Continuing along Hidalgo, to the left, just before the bridge, are two more superb buildings. The two-storey Casa Griesen with its balustrade is closer to Avenida Juarez. Then comes the Palacio Alvarado, constructed between 1899 and 1903. The tortured-looking face over the Palacio’s door is said to represent an Italian miner at work. Alvarado was founder of La Palmilla mine and supposedly became sufficiently wealthy to offer to pay off Mexico’s foreign debt at the start of this century.

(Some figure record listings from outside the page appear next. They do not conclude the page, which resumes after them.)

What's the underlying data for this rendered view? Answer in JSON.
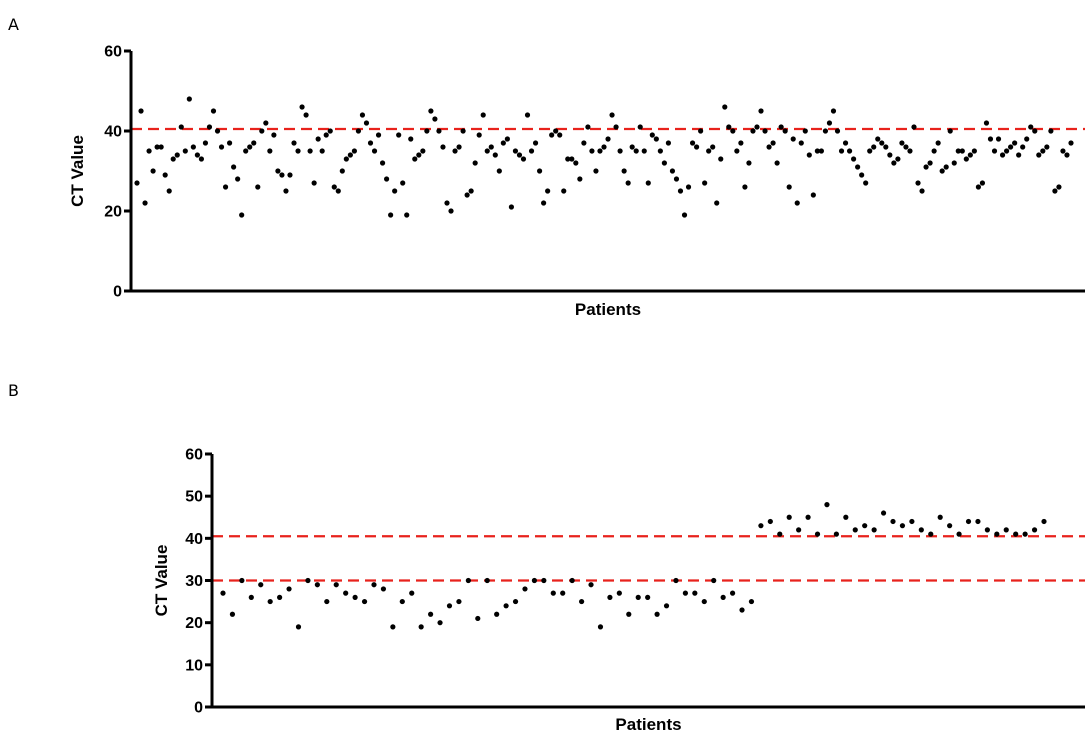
{
  "chart_data": [
    {
      "panel": "A",
      "type": "scatter",
      "xlabel": "Patients",
      "ylabel": "CT Value",
      "ylim": [
        0,
        60
      ],
      "yticks": [
        0,
        20,
        40,
        60
      ],
      "grid": false,
      "point_color": "#000000",
      "threshold_color": "#e8221c",
      "thresholds": [
        40.5
      ],
      "y": [
        27,
        45,
        22,
        35,
        30,
        36,
        36,
        29,
        25,
        33,
        34,
        41,
        35,
        48,
        36,
        34,
        33,
        37,
        41,
        45,
        40,
        36,
        26,
        37,
        31,
        28,
        19,
        35,
        36,
        37,
        26,
        40,
        42,
        35,
        39,
        30,
        29,
        25,
        29,
        37,
        35,
        46,
        44,
        35,
        27,
        38,
        35,
        39,
        40,
        26,
        25,
        30,
        33,
        34,
        35,
        40,
        44,
        42,
        37,
        35,
        39,
        32,
        28,
        19,
        25,
        39,
        27,
        19,
        38,
        33,
        34,
        35,
        40,
        45,
        43,
        40,
        36,
        22,
        20,
        35,
        36,
        40,
        24,
        25,
        32,
        39,
        44,
        35,
        36,
        34,
        30,
        37,
        38,
        21,
        35,
        34,
        33,
        44,
        35,
        37,
        30,
        22,
        25,
        39,
        40,
        39,
        25,
        33,
        33,
        32,
        28,
        37,
        41,
        35,
        30,
        35,
        36,
        38,
        44,
        41,
        35,
        30,
        27,
        36,
        35,
        41,
        35,
        27,
        39,
        38,
        35,
        32,
        37,
        30,
        28,
        25,
        19,
        26,
        37,
        36,
        40,
        27,
        35,
        36,
        22,
        33,
        46,
        41,
        40,
        35,
        37,
        26,
        32,
        40,
        41,
        45,
        40,
        36,
        37,
        32,
        41,
        40,
        26,
        38,
        22,
        37,
        40,
        34,
        24,
        35,
        35,
        40,
        42,
        45,
        40,
        35,
        37,
        35,
        33,
        31,
        29,
        27,
        35,
        36,
        38,
        37,
        36,
        34,
        32,
        33,
        37,
        36,
        35,
        41,
        27,
        25,
        31,
        32,
        35,
        37,
        30,
        31,
        40,
        32,
        35,
        35,
        33,
        34,
        35,
        26,
        27,
        42,
        38,
        35,
        38,
        34,
        35,
        36,
        37,
        34,
        36,
        38,
        41,
        40,
        34,
        35,
        36,
        40,
        25,
        26,
        35,
        34,
        37
      ]
    },
    {
      "panel": "B",
      "type": "scatter",
      "xlabel": "Patients",
      "ylabel": "CT Value",
      "ylim": [
        0,
        60
      ],
      "yticks": [
        0,
        10,
        20,
        30,
        40,
        50,
        60
      ],
      "grid": false,
      "point_color": "#000000",
      "threshold_color": "#e8221c",
      "thresholds": [
        40.5,
        30
      ],
      "y": [
        27,
        22,
        30,
        26,
        29,
        25,
        26,
        28,
        19,
        30,
        29,
        25,
        29,
        27,
        26,
        25,
        29,
        28,
        19,
        25,
        27,
        19,
        22,
        20,
        24,
        25,
        30,
        21,
        30,
        22,
        24,
        25,
        28,
        30,
        30,
        27,
        27,
        30,
        25,
        29,
        19,
        26,
        27,
        22,
        26,
        26,
        22,
        24,
        30,
        27,
        27,
        25,
        30,
        26,
        27,
        23,
        25,
        43,
        44,
        41,
        45,
        42,
        45,
        41,
        48,
        41,
        45,
        42,
        43,
        42,
        46,
        44,
        43,
        44,
        42,
        41,
        45,
        43,
        41,
        44,
        44,
        42,
        41,
        42,
        41,
        41,
        42,
        44
      ]
    }
  ]
}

Across the bridge, on the right, is the Library and Museo Francisco Villa with photos, newspapers clippings depicting the Revolutionary Hero. Parral was the base from 1910 of much of Villa’s activity and this is the building outside which he was assassinated on July 20, 1923, while on a trip to town from his retirement residence in Canutillo.
About an hour’s drive south of Parral, highway 45 crosses the stateline into Durango. Just over the border is the ex-hacienda of Canutillo, awarded to Villa (a native of Durango) in 1920 by the government when he retired from fighting. Villa’s former residence houses a small, somewhat unimpressive collection of posters and artwork portraying the early stages of the Mexican Revolution. The collection’s official title, “Museo Grafico de la Revolución Mexicana” or “The Graphical Museum of the Mexican Revolution” is, frankly, more impressive than its content. However, the three kilometer drive in to Canutillo past rural scenes little changed from Villa’s time affords a refreshing change of pace from the speed of the highway. Finding the custodian of the museum (who holds the key to the interior) may take a few minutes but will give you time to look inside the village church with its gilded retablo and capture something of the quintessentially unchanging nature of parts of rural Mexico.
From Canutillo, it is another 360 km to the city of Durango. While fast, this is a route with very few tourist services and you are not advised to set out for Durango unless you are confident of arriving before dark.